Le nombre d'ouvriers et d'employés parmi les députés élus a encore baissé. Certes, ce programme évoque le travail mais il ne propose pas d'incarnation. Par conséquent, les histoires ne sont pas racontées, à part celles de la jalousie et du ressentiment qui se construit dans le monde du travail mais aussi parmi les fonctionnaires des services publics. Donc le NFP pourrait aller plus loin : ses propositions ne sont pas incarnées ni positionnées comme des conquêtes sociales. L'autre Front populaire des années trente avait quand même poussé des choses fondamentales : la négociation dans les branches, les congés payés, la semaine de 48 heures entre autres.
Sous le slogan démocratiser le travail et l'entreprise, il existe deux niveaux d'intervention : la présence dans les conseils d'administration garantit que les décisions stratégiques sont prises aussi dans l'intérêt des salariés, et pas uniquement dans ceux des actionnaires. Je défends l'idée que la stratégie française des bas coûts abime le travail, comme on le voit chez Stellantis. Si on fait rentrer les salariés au Conseil d'administration, cela influe sur ses positions. Cela garantit aussi aux employeurs que les syndicats ne se mettent pas dans une position de lutte des classes. Il existe donc un gain réciproque, c'est la démocratie sociale. En revanche, cela ne suffit pas à garantir la productivité locale des salariés, leur bien-être et donc le bon fonctionnement de l'entreprise.

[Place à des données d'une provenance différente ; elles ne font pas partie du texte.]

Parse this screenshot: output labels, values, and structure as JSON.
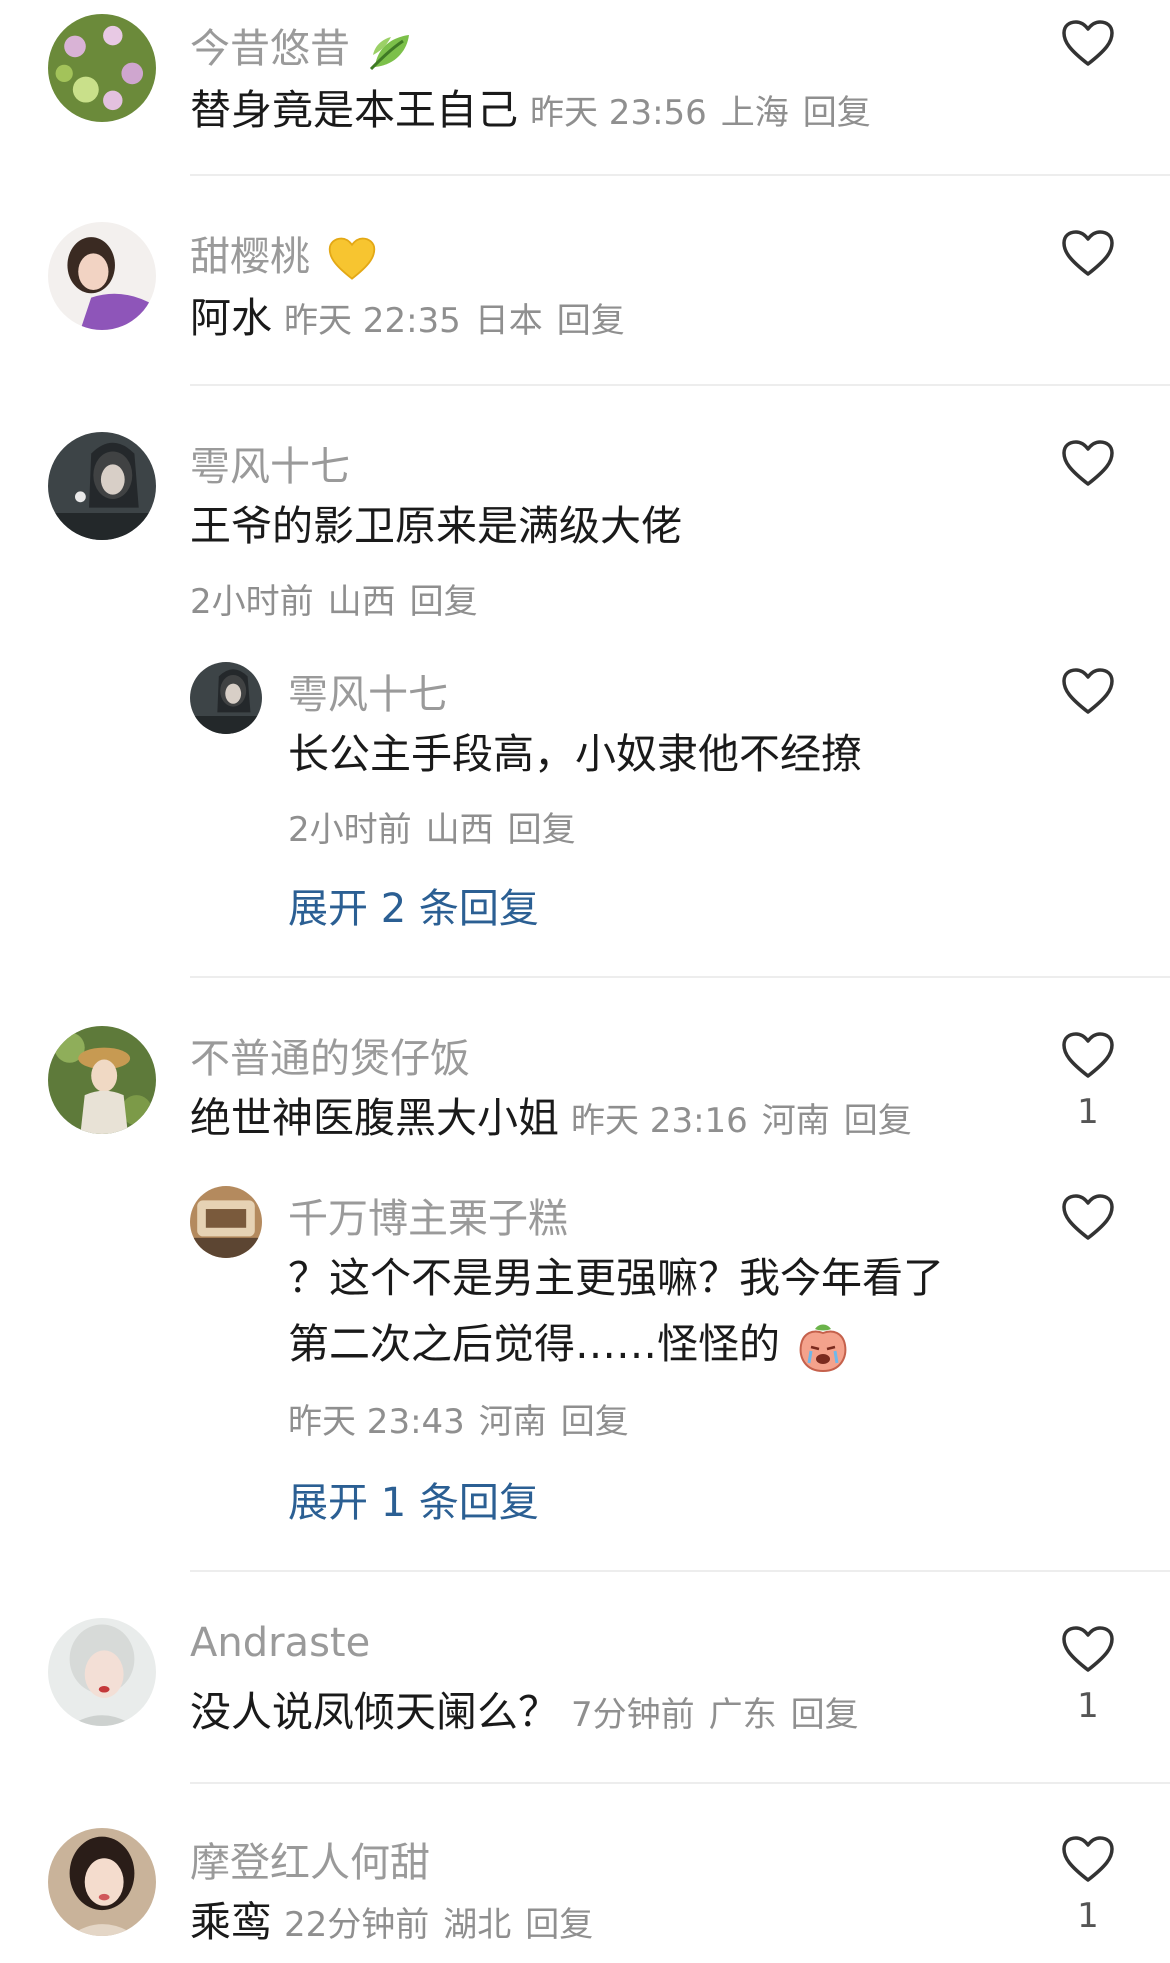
{
  "comments": [
    {
      "name": "今昔悠昔",
      "name_icon": "leaf-emoji-icon",
      "text": "替身竟是本王自己",
      "time": "昨天 23:56",
      "location": "上海",
      "reply": "回复",
      "likes": ""
    },
    {
      "name": "甜樱桃",
      "name_icon": "yellow-heart-emoji-icon",
      "text": "阿水",
      "time": "昨天 22:35",
      "location": "日本",
      "reply": "回复",
      "likes": ""
    },
    {
      "name": "雩风十七",
      "text": "王爷的影卫原来是满级大佬",
      "time": "2小时前",
      "location": "山西",
      "reply": "回复",
      "likes": "",
      "sub_reply": {
        "name": "雩风十七",
        "text": "长公主手段高，小奴隶他不经撩",
        "time": "2小时前",
        "location": "山西",
        "reply": "回复"
      },
      "expand": "展开 2 条回复"
    },
    {
      "name": "不普通的煲仔饭",
      "text": "绝世神医腹黑大小姐",
      "time": "昨天 23:16",
      "location": "河南",
      "reply": "回复",
      "likes": "1",
      "sub_reply": {
        "name": "千万博主栗子糕",
        "text_line1": "？这个不是男主更强嘛？我今年看了",
        "text_line2": "第二次之后觉得……怪怪的",
        "text_icon": "crying-peach-emoji-icon",
        "time": "昨天 23:43",
        "location": "河南",
        "reply": "回复"
      },
      "expand": "展开 1 条回复"
    },
    {
      "name": "Andraste",
      "text": "没人说凤倾天阑么？",
      "time": "7分钟前",
      "location": "广东",
      "reply": "回复",
      "likes": "1"
    },
    {
      "name": "摩登红人何甜",
      "text": "乘鸾",
      "time": "22分钟前",
      "location": "湖北",
      "reply": "回复",
      "likes": "1"
    }
  ],
  "colors": {
    "name": "#9a9a9a",
    "text": "#1a1a1a",
    "meta": "#8f8f8f",
    "expand_link": "#2b5f93",
    "heart_outline": "#333333"
  }
}
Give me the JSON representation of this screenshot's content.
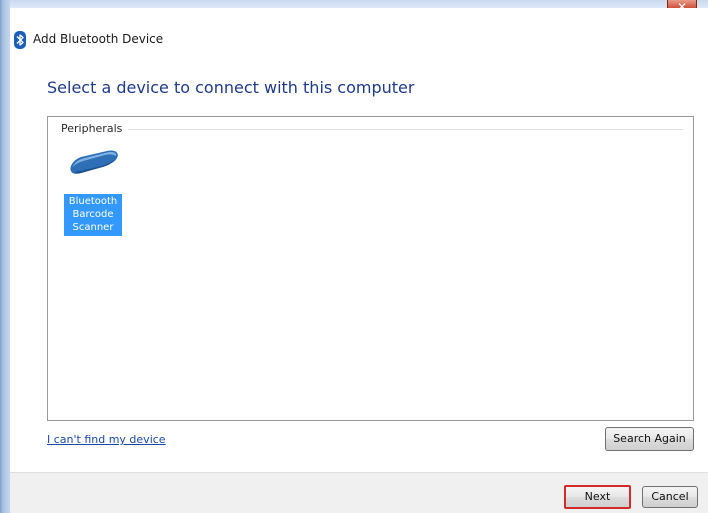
{
  "window": {
    "title": "Add Bluetooth Device",
    "close_glyph": "✕"
  },
  "main": {
    "instruction": "Select a device to connect with this computer",
    "group_label": "Peripherals",
    "devices": [
      {
        "label": "Bluetooth\nBarcode\nScanner",
        "icon": "barcode-scanner-icon",
        "selected": true
      }
    ],
    "cant_find_link": "I can't find my device",
    "search_again_label": "Search Again"
  },
  "footer": {
    "next_label": "Next",
    "cancel_label": "Cancel"
  },
  "colors": {
    "accent_blue": "#3399ff",
    "instruction_text": "#1e3a8a",
    "highlight_border": "#d32a2a"
  }
}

Il faut une parole, un dialogue professionnel des salariés sur leur propre travail.

Ensuite, le droit d'expression des salariés issu des lois Auroux n'a pas bien fonctionné car la parole n'était pas réellement libre et organisée par les managers. Les syndicats ne maîtrisant pas ce qui se passait n'ont pas forcément joué le jeu. D'autres facteurs d'explication existent : dans un monde du travail pressé, on ne prend pas le temps de l'expression. Enfin, si on ne donne pas la parole aux salariés, on finit par voir comment ils la prennent et cela finit en catastrophe, y compris pour eux-mêmes. Il vaut donc mieux les laisser s'exprimer et Laurent Berger l'a dit à de multiples reprises : les mieux placés pour parler des tâches à accomplir, ce sont les salariés. Il faut donc les convaincre par de l'action et des perspectives, pas avec des leçons de morale.

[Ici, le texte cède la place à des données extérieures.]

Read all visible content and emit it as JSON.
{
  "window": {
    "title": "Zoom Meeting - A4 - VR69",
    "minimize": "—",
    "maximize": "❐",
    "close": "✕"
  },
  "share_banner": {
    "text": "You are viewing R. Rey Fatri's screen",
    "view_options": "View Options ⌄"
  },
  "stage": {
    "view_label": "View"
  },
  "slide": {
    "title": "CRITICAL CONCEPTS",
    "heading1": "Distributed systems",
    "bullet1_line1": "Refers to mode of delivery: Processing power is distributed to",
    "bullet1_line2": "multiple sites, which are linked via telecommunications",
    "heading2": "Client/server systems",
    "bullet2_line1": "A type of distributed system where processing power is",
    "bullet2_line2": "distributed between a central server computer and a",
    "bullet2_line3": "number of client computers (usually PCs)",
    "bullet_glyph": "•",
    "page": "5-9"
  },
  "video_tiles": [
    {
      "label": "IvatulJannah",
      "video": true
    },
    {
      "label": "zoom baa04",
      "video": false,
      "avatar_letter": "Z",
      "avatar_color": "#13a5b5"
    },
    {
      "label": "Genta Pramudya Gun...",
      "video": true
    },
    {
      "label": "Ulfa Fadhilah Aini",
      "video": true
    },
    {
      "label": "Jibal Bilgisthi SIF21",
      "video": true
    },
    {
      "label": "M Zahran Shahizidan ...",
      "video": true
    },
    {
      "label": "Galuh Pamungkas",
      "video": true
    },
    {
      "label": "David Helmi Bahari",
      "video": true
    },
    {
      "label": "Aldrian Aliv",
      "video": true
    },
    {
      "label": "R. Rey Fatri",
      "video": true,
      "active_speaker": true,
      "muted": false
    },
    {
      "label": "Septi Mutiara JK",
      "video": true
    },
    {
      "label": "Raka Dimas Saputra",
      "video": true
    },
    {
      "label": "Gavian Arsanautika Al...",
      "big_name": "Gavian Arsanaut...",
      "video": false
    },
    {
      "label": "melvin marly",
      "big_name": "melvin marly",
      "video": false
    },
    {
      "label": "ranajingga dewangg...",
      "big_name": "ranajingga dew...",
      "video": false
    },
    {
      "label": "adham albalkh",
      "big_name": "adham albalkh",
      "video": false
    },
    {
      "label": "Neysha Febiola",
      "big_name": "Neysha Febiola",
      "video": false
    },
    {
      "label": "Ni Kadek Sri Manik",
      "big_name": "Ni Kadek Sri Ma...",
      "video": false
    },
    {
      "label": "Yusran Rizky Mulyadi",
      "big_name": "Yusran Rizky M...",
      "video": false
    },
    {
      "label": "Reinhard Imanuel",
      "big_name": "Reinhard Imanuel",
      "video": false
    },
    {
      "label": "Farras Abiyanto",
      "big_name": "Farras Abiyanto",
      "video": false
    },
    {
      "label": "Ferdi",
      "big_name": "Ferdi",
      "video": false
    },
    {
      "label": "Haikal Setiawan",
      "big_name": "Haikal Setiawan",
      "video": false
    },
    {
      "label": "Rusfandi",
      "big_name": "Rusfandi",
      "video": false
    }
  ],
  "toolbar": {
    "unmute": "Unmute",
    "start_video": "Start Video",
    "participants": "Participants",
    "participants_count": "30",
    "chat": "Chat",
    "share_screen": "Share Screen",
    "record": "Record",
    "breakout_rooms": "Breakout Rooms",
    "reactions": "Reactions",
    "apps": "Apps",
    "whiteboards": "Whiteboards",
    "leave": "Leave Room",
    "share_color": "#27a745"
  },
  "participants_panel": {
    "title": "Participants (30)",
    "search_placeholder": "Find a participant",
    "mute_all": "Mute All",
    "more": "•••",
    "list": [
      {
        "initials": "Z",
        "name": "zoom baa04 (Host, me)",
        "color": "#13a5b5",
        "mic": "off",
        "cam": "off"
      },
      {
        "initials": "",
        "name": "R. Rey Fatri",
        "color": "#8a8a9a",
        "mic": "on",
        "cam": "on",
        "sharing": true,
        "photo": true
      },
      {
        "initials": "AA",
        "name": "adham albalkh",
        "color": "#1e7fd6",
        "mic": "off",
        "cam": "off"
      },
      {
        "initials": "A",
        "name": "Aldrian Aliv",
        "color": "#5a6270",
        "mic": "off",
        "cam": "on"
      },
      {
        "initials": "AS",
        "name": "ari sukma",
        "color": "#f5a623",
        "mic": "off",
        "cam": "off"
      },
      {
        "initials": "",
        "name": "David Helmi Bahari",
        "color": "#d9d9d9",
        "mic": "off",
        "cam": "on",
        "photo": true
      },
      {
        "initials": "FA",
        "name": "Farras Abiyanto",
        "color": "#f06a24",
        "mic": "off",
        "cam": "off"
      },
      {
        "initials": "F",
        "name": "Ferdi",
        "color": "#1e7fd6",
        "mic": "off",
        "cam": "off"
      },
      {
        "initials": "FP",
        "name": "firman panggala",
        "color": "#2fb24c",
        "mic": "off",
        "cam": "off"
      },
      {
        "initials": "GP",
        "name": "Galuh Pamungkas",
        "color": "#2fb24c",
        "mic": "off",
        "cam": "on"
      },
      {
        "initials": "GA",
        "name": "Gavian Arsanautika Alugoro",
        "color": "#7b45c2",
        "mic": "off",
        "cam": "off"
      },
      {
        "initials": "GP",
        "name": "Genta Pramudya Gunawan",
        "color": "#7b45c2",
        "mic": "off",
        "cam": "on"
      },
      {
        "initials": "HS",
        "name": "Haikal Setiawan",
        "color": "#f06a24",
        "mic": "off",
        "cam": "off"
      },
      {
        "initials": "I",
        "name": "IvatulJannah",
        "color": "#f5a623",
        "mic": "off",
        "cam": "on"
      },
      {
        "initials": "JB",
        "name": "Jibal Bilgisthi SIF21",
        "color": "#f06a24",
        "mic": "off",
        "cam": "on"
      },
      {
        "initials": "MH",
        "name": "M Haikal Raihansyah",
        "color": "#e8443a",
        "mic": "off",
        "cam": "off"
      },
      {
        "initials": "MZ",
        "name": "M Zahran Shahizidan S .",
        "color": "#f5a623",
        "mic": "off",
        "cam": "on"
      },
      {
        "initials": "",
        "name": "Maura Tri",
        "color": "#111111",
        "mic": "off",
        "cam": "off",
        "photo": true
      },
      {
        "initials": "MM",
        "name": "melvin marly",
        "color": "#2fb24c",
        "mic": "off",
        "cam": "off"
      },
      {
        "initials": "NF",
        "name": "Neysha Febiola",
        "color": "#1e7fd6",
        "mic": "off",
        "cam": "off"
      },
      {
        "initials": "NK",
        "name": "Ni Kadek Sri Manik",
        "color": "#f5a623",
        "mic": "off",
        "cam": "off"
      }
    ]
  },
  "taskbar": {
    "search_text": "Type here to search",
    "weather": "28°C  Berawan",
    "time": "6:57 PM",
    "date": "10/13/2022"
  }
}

On y retrouve l'impression d'être de moins en moins entendus et écoutés puisque les élus subissent des ordres du jour de 80 points alors que les sujets de santé et sécurité sont passés à l'as, sans compter les freins à leur carrière. En revanche, c'est cohérent avec la vision de ceux qui gouvernent depuis l'ère Macron et d'une partie du patronat.

A l'Élysée, quand j'ai été reçu en juillet 2017 par les conseillers sociaux au sujet de mon ouvrage sur le monde du travail, on m'a dit clairement que les corps intermédiaires empêchent l'économie de fonctionner. On m'a dit que "le Président reste sur des problématiques d'emploi et pas de travail". Ces décisions (dont fait partie l'étatisation de l'assurance chômage) composent cette vision d'inutilité sociale et économique des partenaires sociaux. Le patronat refuse également d'échanger sur l'amélioration des conditions de travail avec les représentants syndicaux, on retrouve aussi cette vision des syndicats comme des empêcheurs de tourner en rond.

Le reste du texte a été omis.